Abstract

Young rabbits are naturally resistant to rabbit haemorrhagic disease (RHD) caused by the same calicivirus that kills, within 3 days, nearly all adult animals. We have investigated changes in blood leukocytes, and in the morphology and biochemistry of the liver (the organ where caliciviruses replicate) of young rabbits undergoing benign infection by the RHD virus. Four-week-old rabbits were infected with a calicivirus inoculum having a titre of 2 12 haemagglutination units either sacrificed 18, 24, 48 and 72 h later, or kept for follow-up studies up to 21 days after inoculation. The infection caused an acute and transient decrease in blood heterophils, and sustained enhancement in hepatic transaminases.

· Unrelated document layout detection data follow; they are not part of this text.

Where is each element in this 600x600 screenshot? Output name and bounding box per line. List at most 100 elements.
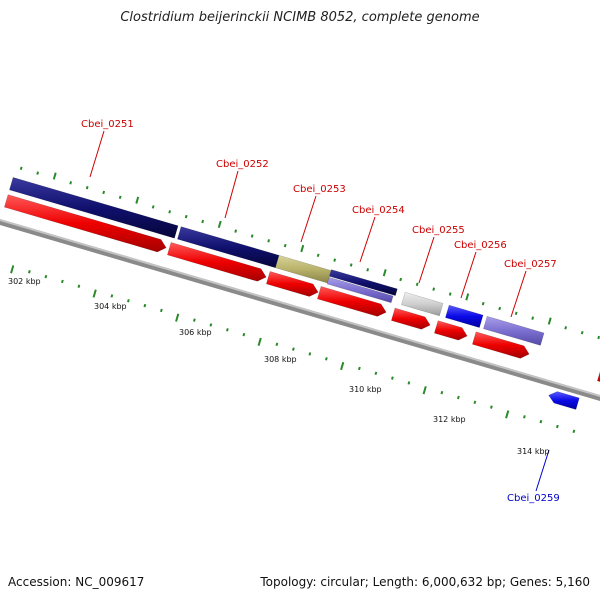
gene-label-cbei-0255[interactable]: Cbei_0255	[412, 225, 465, 236]
leader-cbei-0251	[89, 130, 105, 178]
outer-tick	[19, 166, 23, 171]
inner-tick	[358, 366, 361, 371]
scale-label-302: 302 kbp	[8, 277, 41, 286]
inner-tick	[160, 308, 163, 313]
inner-tick	[539, 419, 543, 424]
leader-cbei-0254	[359, 216, 376, 263]
outer-tick	[547, 317, 552, 325]
outer-tick	[481, 301, 485, 306]
outer-tick	[333, 258, 337, 262]
leader-cbei-0256	[460, 251, 477, 299]
inner-tick	[10, 265, 15, 274]
outer-tick	[184, 214, 188, 219]
gene-label-cbei-0252[interactable]: Cbei_0252	[216, 159, 269, 170]
scale-label-308: 308 kbp	[264, 355, 297, 364]
outer-tick	[52, 172, 57, 180]
gene-label-cbei-0254[interactable]: Cbei_0254	[352, 205, 405, 216]
inner-tick	[275, 342, 279, 347]
inner-tick	[457, 395, 460, 400]
outer-tick	[531, 316, 535, 320]
inner-tick	[143, 303, 147, 308]
outer-tick	[382, 269, 387, 277]
inner-tick	[77, 284, 81, 288]
outer-tick	[465, 293, 470, 301]
cds-arrow-8[interactable]	[597, 368, 600, 383]
inner-tick	[61, 279, 64, 284]
gene-cbei-0251[interactable]	[9, 177, 179, 239]
outer-tick	[135, 196, 140, 204]
leader-cbei-0252	[224, 170, 239, 219]
outer-tick	[366, 268, 370, 272]
inner-tick	[28, 270, 31, 274]
gene-cbei-0254b[interactable]	[326, 276, 394, 304]
gene-label-cbei-0259[interactable]: Cbei_0259	[507, 493, 560, 504]
inner-tick	[556, 424, 559, 429]
outer-tick	[432, 287, 436, 291]
inner-tick	[127, 299, 130, 303]
inner-tick	[523, 415, 526, 419]
scale-label-306: 306 kbp	[179, 328, 212, 337]
gene-cbei-0256[interactable]	[445, 304, 484, 328]
inner-tick	[209, 323, 213, 327]
gene-label-cbei-0256[interactable]: Cbei_0256	[454, 240, 507, 251]
outer-tick	[267, 239, 271, 243]
outer-tick	[300, 244, 305, 253]
gene-cbei-0257[interactable]	[483, 315, 545, 346]
outer-tick	[349, 263, 353, 267]
outer-tick	[564, 326, 568, 330]
cds-arrow-5[interactable]	[391, 307, 431, 330]
cds-arrow-2[interactable]	[167, 242, 267, 282]
outer-tick	[316, 253, 320, 258]
outer-tick	[250, 234, 254, 238]
outer-tick	[168, 210, 172, 214]
scale-labels: 302 kbp 304 kbp 306 kbp 308 kbp 310 kbp …	[8, 277, 550, 456]
tick-marks	[10, 166, 600, 434]
inner-tick	[422, 386, 427, 395]
accession-text: Accession: NC_009617	[8, 575, 145, 589]
inner-tick	[257, 337, 262, 346]
inner-tick	[308, 352, 312, 356]
gene-label-cbei-0257[interactable]: Cbei_0257	[504, 259, 557, 270]
outer-tick	[118, 195, 122, 200]
gene-label-cbei-0251[interactable]: Cbei_0251	[81, 119, 134, 130]
inner-tick	[193, 318, 196, 322]
outer-tick	[36, 171, 40, 175]
inner-tick	[340, 361, 345, 371]
inner-tick	[226, 328, 229, 332]
scale-label-310: 310 kbp	[349, 385, 382, 394]
scale-label-314: 314 kbp	[517, 447, 550, 456]
gene-cbei-0255[interactable]	[401, 291, 444, 317]
gene-labels: Cbei_0251 Cbei_0252 Cbei_0253 Cbei_0254 …	[81, 119, 560, 504]
label-leaders	[89, 130, 550, 492]
gene-cbei-0254[interactable]	[329, 269, 398, 296]
inner-tick	[325, 357, 328, 361]
map-title: Clostridium beijerinckii NCIMB 8052, com…	[120, 10, 480, 25]
cds-arrow-1[interactable]	[4, 194, 167, 253]
cds-arrow-4[interactable]	[317, 286, 387, 317]
inner-tick	[473, 400, 477, 405]
outer-tick	[201, 219, 205, 224]
outer-tick	[234, 229, 238, 233]
inner-tick	[490, 405, 493, 409]
inner-tick	[374, 371, 378, 376]
inner-tick	[175, 313, 180, 322]
inner-tick	[572, 429, 576, 434]
cds-arrow-3[interactable]	[266, 271, 319, 297]
cds-arrow-6[interactable]	[434, 320, 468, 341]
cds-arrow-7[interactable]	[472, 331, 530, 359]
outer-tick	[448, 292, 452, 296]
leader-cbei-0255	[418, 236, 435, 284]
gene-features	[4, 177, 600, 410]
inner-tick	[407, 381, 411, 385]
outer-tick	[151, 205, 155, 209]
outer-tick	[217, 220, 222, 229]
outer-tick	[514, 311, 518, 316]
inner-tick	[440, 390, 444, 395]
gene-cbei-0259[interactable]	[548, 391, 580, 410]
inner-tick	[505, 410, 510, 419]
outer-tick	[580, 330, 584, 335]
scale-label-312: 312 kbp	[433, 415, 466, 424]
genome-backbone	[0, 219, 600, 401]
gene-label-cbei-0253[interactable]: Cbei_0253	[293, 184, 346, 195]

Inflammatory infiltrates of the liver were seen in all animals after 24 h of infection; they had a predominant midlobular location. Hepatocytes could present different degrees of cell damage, including cell death; these lesions were limited to the liver cells located around the inflammatory infiltrates. Liver transaminases peaked 24–48 h after calicivirus infection; this was the same timing when liver infiltration and hepatocyte damage were more evident. No alterations of other parameters of liver biochemistry were observed. We conclude that calicivirus infection of young rabbits causes a subclinical disorder characterised by an acute and transient decrease in circulating heterophils, and focal liver damage that is expressed by intralobular infiltration by heterophils, initially, and, later on, by mononuclear cells. Our finding of persistence of increased values of liver transaminases suggests chronicity of the infection in young rabbits. We propose that, although resistant to RHD, young rabbits infected by calicivirus may be long-term carriers of the infectious agent and, thus, become a major source of transmission of the virus.